Artificial Intelligence Research Center, AIST, Tokyo 135-0064, Japan.
Graduate School of Frontier Sciences, University of Tokyo, Chiba 277-8568, Japan.
Bioinformatics. 2020 Jan 15;36(2):408-415. doi: 10.1093/bioinformatics/btz576.
Sequence alignment remains fundamental in bioinformatics. Pair-wise alignment is traditionally based on ad hoc scores for substitutions, insertions and deletions, but can also be based on probability models (pair hidden Markov models: PHMMs). PHMMs enable us to: fit the parameters to each kind of data, calculate the reliability of alignment parts and measure sequence similarity integrated over possible alignments.
This study shows how multiple models correspond to one set of scores.
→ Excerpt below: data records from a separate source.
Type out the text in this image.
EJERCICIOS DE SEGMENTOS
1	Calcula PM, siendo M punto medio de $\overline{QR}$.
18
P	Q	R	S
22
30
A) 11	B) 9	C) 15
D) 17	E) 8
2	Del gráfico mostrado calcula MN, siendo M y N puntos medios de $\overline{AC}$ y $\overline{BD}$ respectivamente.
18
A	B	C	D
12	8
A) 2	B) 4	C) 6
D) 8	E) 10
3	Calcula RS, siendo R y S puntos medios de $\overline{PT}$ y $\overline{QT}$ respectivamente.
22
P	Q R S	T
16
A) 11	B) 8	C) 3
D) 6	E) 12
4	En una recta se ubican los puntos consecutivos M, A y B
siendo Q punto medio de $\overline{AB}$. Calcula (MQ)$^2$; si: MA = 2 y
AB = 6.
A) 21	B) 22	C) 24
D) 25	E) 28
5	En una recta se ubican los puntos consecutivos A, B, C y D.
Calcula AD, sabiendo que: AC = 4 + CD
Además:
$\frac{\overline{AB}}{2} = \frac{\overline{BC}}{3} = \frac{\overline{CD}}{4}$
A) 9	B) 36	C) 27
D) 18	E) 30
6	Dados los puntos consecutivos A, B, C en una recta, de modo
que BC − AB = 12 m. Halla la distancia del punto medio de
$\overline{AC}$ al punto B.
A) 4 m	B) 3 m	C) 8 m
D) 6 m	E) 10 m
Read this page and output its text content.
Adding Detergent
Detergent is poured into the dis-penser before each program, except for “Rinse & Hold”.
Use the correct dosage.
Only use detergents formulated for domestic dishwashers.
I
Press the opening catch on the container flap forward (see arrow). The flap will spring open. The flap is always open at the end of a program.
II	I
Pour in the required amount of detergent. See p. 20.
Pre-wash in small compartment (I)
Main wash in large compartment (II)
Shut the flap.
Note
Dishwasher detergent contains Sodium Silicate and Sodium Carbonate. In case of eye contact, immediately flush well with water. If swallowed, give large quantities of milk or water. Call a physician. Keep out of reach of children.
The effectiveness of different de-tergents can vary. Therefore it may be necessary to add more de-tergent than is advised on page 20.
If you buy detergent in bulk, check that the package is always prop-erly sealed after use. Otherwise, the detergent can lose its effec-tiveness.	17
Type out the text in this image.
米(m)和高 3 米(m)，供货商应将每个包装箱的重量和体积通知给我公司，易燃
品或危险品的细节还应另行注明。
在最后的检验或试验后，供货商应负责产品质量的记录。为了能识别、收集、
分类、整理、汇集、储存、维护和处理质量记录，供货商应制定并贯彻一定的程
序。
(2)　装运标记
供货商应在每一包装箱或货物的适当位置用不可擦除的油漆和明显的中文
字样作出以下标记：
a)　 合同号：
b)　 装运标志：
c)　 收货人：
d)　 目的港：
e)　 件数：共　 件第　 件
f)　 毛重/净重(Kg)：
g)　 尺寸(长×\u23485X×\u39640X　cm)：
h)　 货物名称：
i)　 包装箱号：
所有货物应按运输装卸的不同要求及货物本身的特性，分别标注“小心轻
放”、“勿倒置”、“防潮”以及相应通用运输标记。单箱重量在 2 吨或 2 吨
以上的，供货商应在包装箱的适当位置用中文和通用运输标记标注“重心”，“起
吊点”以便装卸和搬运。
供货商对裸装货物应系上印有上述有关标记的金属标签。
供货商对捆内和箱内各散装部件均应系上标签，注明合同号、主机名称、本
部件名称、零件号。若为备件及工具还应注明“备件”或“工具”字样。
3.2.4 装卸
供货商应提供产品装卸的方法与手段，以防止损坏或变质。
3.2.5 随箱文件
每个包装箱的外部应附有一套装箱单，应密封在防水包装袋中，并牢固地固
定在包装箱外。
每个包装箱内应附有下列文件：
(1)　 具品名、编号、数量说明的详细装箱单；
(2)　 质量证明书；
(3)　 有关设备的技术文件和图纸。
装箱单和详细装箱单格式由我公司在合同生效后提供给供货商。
Scores can be converted to probabilities by partition functions with a 'temperature' parameter: for any temperature, this corresponds to some PHMM. There is a special class of models with balanced length probability, i.e. no bias toward either longer or shorter alignments. The best way to score alignments and assess their significance depends on the aim: judging whether whole sequences are related versus finding related parts. This clarifies the statistical basis of sequence alignment.
Supplementary data are available at Bioinformatics online.
序列比对在生物信息学中仍然是基础。传统的两两比对是基于替换、插入和缺失的特定分数,但也可以基于概率模型(对隐马尔可夫模型:PHMMs)。PHMMs 使我们能够:根据每种数据拟合参数,计算比对部分的可靠性,并测量在可能的比对中整合的序列相似性。
本研究表明了多个模型如何对应于一组分数。分数可以通过具有“温度”参数的分区函数转换为概率:对于任何温度,这对应于某个 PHMM。存在一类具有平衡长度概率的特殊模型,即不对较长或较短的比对有偏见。评分比对并评估其重要性的最佳方法取决于目的:判断整个序列是否相关,还是寻找相关部分。这阐明了序列比对的统计基础。
补充数据可在 Bioinformatics 在线获得。